L’assessore alle politiche agricole Nicola Cavaliere, in occasione dell’Oscar Green 2019, ha detto: “Il Molise ha bisogno di giovani. Non è uno slogan elettorale, ma semplicemente la verità”. Bene, anzi no, benissimo, ma cosa si sta facendo per non far rimanere quella dichiarazione un vacuo slogan elettorale?
Quali sono ad oggi le politiche per i giovani messe in campo? Tutte domande che non trovano risposta. Inutile parlare del dimissionario o non dimissionario assessore al lavoro che aspetta in anticamera di sapere se resterà al suo posto oppure no. Senza l’apertura di nuove aziende non c’è nessuna speranza di far diminuire la disoccupazione.
Sul riconoscimento dell’Area di crisi è meglio stendere un velo pietoso. Doveva essere una occasione di rilancio, invece, ha prodotto tanto fumo e scarsi risultati. Non si può vivere solo di politica o sperando di entrare negli enti pubblici.
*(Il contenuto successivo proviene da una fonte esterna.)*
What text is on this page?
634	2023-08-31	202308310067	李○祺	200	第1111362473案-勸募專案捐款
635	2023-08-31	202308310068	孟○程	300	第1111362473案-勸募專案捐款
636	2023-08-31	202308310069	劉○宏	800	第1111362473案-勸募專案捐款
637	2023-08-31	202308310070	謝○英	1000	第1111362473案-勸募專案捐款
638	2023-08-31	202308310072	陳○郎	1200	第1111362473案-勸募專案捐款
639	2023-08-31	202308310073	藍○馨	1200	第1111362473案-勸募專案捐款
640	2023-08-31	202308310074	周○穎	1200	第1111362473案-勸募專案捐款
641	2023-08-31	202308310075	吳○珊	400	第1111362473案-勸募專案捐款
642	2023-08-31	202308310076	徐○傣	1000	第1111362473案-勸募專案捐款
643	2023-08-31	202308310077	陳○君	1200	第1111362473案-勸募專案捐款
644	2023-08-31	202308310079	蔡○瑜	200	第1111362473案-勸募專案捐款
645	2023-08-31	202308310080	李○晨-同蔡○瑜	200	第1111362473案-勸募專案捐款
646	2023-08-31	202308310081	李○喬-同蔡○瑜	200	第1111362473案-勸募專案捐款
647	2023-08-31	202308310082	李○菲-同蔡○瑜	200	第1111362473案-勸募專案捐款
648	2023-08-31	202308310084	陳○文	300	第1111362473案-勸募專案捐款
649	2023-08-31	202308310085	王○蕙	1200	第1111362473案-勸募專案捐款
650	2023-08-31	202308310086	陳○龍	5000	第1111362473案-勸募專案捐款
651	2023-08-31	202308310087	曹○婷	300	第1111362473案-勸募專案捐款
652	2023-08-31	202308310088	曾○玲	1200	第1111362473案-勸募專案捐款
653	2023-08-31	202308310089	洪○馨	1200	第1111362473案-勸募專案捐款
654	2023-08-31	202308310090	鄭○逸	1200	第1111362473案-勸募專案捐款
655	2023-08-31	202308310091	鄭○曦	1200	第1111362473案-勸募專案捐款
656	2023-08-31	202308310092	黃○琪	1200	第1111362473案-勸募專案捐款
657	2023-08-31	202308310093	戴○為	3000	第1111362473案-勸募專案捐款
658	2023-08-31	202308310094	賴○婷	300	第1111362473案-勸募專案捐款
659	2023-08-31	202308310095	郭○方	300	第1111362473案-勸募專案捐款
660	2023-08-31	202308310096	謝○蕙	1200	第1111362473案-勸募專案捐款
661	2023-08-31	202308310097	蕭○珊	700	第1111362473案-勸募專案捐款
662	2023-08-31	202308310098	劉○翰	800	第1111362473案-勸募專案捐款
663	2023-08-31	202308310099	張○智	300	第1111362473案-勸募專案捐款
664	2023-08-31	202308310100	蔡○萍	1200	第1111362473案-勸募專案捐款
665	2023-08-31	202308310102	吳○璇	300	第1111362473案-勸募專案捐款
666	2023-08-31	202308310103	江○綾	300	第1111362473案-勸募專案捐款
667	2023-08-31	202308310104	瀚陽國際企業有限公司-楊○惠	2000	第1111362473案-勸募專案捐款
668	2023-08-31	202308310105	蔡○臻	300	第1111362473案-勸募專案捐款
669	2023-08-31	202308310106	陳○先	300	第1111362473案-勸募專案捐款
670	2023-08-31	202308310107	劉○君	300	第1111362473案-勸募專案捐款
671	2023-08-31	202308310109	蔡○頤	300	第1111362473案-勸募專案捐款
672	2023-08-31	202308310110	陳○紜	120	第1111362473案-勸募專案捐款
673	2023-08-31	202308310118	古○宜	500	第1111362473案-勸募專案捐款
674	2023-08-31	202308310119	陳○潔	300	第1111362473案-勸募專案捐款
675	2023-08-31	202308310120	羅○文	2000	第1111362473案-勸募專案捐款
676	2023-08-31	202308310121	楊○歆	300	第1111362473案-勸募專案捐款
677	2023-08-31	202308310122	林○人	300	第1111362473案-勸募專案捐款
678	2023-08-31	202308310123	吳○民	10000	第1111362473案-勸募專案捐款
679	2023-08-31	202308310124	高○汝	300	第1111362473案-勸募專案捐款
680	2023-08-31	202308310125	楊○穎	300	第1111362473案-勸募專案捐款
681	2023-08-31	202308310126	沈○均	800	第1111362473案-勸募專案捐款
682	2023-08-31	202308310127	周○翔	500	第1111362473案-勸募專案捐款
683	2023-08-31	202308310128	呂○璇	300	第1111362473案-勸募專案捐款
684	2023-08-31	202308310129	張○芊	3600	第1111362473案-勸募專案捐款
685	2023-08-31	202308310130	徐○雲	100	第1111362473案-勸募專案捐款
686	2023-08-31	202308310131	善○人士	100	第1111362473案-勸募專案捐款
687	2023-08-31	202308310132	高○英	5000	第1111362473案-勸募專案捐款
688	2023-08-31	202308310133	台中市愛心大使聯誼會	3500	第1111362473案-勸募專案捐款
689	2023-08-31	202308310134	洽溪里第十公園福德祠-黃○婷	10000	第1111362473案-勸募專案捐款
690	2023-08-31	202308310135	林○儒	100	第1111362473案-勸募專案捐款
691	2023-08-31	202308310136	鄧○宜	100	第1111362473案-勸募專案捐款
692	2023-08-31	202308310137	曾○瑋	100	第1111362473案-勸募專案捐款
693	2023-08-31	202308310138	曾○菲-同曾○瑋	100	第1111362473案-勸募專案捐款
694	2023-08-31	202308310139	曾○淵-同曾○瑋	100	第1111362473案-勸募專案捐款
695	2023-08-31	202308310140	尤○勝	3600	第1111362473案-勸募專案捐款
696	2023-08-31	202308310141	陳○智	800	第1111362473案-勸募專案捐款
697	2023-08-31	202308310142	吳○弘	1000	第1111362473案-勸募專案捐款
O meglio, chiariamo il concetto, per qualcuno il lavoro si trova sempre nei posti che contano, per gli altri poveri sventurati la risposta la lasciamo al Marchese del Grillo. In un passo riportato nel libro di Sergio Rizzo e Gian Antonio Stella è scritto testualmente: “La Casta politica, una volta che sei dentro, ti permette quasi sempre di campare tutta la vita. Un po’ in Parlamento, un po’ nei consigli di amministrazione, un po’ ai vertici delle municipalizzate, un po’ nelle segreterie.
Basta un po’ di elasticità”. Non sappiamo se tra 15 o 20 anni il Molise esisterà ancora, ma una cosa possiamo affermarla: senza un ricambio generazionale nel lungo termine siamo destinati a diventare una grande residenza per anziani.